An acquaintance of mine recently wanted to buy a property. Out of curiosity, I asked in whose name you have thought of taking this property. On this, he said what is there to think about it? I will take the property in my own name, right? Then I told them that any person should do any kind of investment with a joint name. There are many benefits to this. When I comfortably told him about these benefits, he not only thanked me but also agreed to buy the property in joint name. In such a situation, I thought that our readers should also definitely know about these benefits.
Which people can you make joint owners?
While buying a property, there is no law regarding who you can make a joint owner and who you cannot. You can make a close relative, business partner or even a close friend a joint owner. While purchasing a property, it is not necessary that the joint holder also contribute some money. Even if you are paying the entire amount alone, it is beneficial to include your wife or children as joint owners in the property agreement paper. Whereas, if you are not married then you can make your parents or brother a joint owner. Any number of people can make you a joint owner when you buy a property.
Know the benefits of buying property in joint names
1. While taking home loan:
While giving home loan, banks insist on making all the joint owners joint creditors. If you apply for the loan by making your close relatives like your spouse, parents or children as co-borrowers, then you can get a higher loan amount. Most of the banks do not give much importance to the application for making anyone other than these close relatives a co-borrower. Not only this, if you make a friend, partner, or even brother or sister a joint owner, your home loan application may also get rejected.

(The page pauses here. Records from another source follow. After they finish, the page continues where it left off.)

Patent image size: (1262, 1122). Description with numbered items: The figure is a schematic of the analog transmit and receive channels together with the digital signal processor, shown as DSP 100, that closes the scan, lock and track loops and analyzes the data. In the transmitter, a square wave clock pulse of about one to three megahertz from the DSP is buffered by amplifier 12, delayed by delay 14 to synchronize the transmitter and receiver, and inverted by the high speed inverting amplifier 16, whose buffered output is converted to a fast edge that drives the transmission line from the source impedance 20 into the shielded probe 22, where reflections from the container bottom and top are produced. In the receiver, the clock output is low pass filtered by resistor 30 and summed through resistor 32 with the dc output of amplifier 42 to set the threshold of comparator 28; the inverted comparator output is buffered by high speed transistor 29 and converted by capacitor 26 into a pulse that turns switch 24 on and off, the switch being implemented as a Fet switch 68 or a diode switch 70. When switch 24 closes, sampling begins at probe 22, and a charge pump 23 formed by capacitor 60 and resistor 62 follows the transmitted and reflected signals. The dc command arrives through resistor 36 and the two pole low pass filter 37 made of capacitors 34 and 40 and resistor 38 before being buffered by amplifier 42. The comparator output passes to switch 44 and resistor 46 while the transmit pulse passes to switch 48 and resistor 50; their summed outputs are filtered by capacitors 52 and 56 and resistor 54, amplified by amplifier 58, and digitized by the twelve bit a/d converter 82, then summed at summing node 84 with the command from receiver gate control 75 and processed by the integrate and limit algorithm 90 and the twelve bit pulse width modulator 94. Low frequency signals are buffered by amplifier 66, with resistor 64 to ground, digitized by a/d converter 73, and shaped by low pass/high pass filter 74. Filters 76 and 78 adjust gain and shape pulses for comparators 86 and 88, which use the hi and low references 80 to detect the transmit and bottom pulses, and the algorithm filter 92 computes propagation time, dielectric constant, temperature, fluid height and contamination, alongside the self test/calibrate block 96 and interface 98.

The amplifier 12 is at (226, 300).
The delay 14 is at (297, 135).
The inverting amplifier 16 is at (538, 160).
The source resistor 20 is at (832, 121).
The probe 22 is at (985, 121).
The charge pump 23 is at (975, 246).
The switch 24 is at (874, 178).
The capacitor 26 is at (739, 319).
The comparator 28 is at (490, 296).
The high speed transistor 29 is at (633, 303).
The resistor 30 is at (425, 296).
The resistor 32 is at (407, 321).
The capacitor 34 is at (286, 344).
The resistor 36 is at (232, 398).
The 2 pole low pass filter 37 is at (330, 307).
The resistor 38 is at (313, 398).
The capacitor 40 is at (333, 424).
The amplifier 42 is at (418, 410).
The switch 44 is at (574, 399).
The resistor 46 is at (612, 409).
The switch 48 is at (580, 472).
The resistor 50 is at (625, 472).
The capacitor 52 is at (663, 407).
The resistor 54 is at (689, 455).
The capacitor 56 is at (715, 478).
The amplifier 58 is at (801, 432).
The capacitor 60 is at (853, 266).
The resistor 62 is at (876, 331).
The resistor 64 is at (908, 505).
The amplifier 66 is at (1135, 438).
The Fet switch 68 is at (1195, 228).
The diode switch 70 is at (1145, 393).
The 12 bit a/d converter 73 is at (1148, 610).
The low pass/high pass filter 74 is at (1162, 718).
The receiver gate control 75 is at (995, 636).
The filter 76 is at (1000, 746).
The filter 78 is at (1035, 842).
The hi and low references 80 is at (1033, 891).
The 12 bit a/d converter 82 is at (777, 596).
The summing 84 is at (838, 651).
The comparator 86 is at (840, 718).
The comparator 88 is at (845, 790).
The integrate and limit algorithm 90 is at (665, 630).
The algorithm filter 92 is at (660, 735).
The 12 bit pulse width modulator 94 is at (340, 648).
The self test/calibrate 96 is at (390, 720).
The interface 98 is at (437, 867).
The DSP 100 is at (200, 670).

2. There is no problem in transferring property from one name to another.
Nowadays most people buy flats in housing societies. In such a situation, it is better to buy property with joint names. This is because, God forbid, if something happens to any of the joint holders, the society usually transfers the property in the name of the joint holder. For this, he generally does not ask for NOC from probate or other legal heirs. Although there is a provision to submit nomination papers in the society, it is more difficult to get the flat transferred to a nominee as compared to a joint owner.
3. Income tax and other benefits
Buying property in joint names also helps you in better tax planning. You can avail of tax exemption on home loan principal amounts under Section 80C or Section 24b on housing loans. The owner or joint owner gets the benefit of both these tax exemptions. You will not get the benefit of these tax exemptions related to home loans in such cases if the loan is in your name but the house is not in your name.
4. You can also get relief in stamp duty
In some cases, if the registry is in the name of a woman, then less stamp duty has to be paid. Similarly, if a woman is the first applicant for a home loan, some banks give some relaxation in the interest rate.
From all these aspects it has become almost clear that buying a house in joint names is a beneficial deal in many ways. This not only helps in transferring the property from one name to another but also gives the benefit of tax exemption.